Question

An electric bulb rated as 100 W-220 V is connected to an ac source of rms voltage 220 V. The peak value of current through the bulb is :

• A. 0.64 A
• B. 0.45 A
• C. 2.2 A
• D. 0.32 A

Hint:

For a resistive load like an electric bulb connected to an AC source, the power \( P = V_{rms} I_{rms} \). Use the given power and rms voltage to find the rms current. The peak value of current in an AC circuit is related to the rms current by \( I_0 = \sqrt{2} I_{rms} \).

Answer 1

The Correct Option is A

We need to find the peak value of current through a bulb rated at 100 W when connected to an AC source of 220 V.

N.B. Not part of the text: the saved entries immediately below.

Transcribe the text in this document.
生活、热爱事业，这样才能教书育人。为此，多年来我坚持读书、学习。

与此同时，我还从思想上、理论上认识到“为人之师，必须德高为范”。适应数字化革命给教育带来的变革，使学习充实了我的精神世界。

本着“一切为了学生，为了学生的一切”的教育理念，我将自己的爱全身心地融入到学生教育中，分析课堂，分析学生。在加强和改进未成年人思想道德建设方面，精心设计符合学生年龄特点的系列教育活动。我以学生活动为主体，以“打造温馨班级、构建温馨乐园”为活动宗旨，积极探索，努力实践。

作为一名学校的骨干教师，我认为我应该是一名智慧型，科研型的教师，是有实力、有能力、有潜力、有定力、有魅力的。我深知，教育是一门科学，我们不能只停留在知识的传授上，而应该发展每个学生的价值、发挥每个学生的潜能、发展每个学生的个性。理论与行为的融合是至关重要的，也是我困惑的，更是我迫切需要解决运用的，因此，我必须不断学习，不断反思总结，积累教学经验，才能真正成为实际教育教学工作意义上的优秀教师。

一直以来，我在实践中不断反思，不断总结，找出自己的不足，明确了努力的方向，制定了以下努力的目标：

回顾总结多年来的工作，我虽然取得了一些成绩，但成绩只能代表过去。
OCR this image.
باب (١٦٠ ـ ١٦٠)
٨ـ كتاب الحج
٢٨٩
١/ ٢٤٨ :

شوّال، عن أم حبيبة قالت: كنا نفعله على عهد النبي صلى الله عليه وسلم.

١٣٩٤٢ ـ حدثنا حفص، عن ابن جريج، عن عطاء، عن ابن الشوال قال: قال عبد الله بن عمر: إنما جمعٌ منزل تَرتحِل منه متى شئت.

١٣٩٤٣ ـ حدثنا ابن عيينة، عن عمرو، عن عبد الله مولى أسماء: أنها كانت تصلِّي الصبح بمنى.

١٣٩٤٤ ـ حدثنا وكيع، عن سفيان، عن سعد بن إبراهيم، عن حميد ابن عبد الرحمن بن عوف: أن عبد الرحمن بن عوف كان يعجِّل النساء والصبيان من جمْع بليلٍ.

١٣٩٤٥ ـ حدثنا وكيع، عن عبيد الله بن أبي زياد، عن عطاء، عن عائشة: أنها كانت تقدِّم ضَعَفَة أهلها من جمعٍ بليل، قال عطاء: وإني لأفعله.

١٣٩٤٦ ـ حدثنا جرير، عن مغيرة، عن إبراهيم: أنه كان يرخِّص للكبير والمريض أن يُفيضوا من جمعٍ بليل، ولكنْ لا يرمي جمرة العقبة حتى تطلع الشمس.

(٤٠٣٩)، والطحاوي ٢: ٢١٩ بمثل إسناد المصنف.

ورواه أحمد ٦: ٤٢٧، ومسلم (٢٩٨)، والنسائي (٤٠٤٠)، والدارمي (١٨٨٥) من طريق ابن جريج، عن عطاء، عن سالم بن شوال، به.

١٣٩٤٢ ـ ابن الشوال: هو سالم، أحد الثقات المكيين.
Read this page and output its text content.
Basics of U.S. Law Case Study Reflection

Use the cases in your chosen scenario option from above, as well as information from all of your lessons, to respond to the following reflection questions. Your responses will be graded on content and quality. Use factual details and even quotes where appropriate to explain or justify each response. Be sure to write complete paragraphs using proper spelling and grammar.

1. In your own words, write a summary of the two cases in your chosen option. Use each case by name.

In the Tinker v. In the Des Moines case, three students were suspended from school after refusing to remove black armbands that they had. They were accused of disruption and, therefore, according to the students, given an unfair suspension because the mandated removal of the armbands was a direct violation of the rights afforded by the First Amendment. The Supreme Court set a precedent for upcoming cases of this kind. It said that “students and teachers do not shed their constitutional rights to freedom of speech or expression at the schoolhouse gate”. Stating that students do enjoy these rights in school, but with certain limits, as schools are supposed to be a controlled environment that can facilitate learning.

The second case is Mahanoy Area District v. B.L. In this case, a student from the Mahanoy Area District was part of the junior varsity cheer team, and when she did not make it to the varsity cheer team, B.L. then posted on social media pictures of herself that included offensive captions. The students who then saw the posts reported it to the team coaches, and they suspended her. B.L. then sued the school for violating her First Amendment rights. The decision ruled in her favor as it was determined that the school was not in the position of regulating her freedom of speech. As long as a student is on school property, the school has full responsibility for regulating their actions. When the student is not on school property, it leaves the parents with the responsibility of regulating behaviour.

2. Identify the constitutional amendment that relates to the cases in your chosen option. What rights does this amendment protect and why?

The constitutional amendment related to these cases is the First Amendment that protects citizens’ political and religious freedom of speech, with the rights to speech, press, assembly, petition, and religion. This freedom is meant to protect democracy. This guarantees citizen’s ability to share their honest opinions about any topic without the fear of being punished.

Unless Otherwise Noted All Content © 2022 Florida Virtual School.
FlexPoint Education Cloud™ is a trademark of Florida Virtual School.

The given details are as follows:

• Power (P) = 100 W
• RMS Voltage (V_rms) = 220 V

First, we need to find the resistance (R) of the bulb. For an electric bulb, the power (P) is related to the voltage (V_rms) and resistance (R) by the formula:

\(P = \frac{(V_{\text{rms}})^2}{R}\)

Rearranging this formula to find R, we have:

\(R = \frac{(V_{\text{rms}})^2}{P}\)

Substitute the values:

\(R = \frac{(220)^2}{100} = \frac{48400}{100} = 484 \, \Omega\)

Next, we find the RMS current (I_rms) using Ohm's Law:

\(I_{\text{rms}} = \frac{V_{\text{rms}}}{R}\)

Substitute the values:

\(I_{\text{rms}} = \frac{220}{484} \approx 0.4545 \, \text{A}\)

The peak current (I_peak) is related to the RMS current by the formula:

\(I_{\text{peak}} = I_{\text{rms}} \times \sqrt{2}\)

Substitute the value of I_rms:

\(I_{\text{peak}} = 0.4545 \times \sqrt{2} \approx 0.4545 \times 1.414 \approx 0.643 A\)

Thus, the peak value of current through the bulb is approximately 0.64 A.

Therefore, the correct answer is 0.64 A.

Answer 2

The power rating of the electric bulb is \( P = 100 \, \text{W} \) at an rms voltage \( V_{rms} = 220 \, \text{V} \). 
When the bulb is connected to an ac source of rms voltage 220 V, it will operate at its rated power. 
The relationship between power, rms voltage, and rms current \( I_{rms} \) is: \[ P = V_{rms} I_{rms} \] We can find the rms current through the bulb: \[ I_{rms} = \frac{P}{V_{rms}} = \frac{100 \, \text{W}}{220 \, \text{V}} = \frac{10}{22} \, \text{A} = \frac{5}{11} \, \text{A} \] The peak value of the current \( I_0 \) in an ac circuit is related to the rms current by: \[ I_0 = \sqrt{2} I_{rms} \] Substituting the value of \( I_{rms} \): \[ I_0 = \sqrt{2} \times \frac{5}{11} \, \text{A} \] We know that \( \sqrt{2} \approx 1.414 \). \[ I_0 \approx 1.414 \times \frac{5}{11} = \frac{7.07}{11} \approx 0.6427 \, \text{A} \] Rounding to two decimal places, the peak value of the current through the bulb is approximately 0.64 A.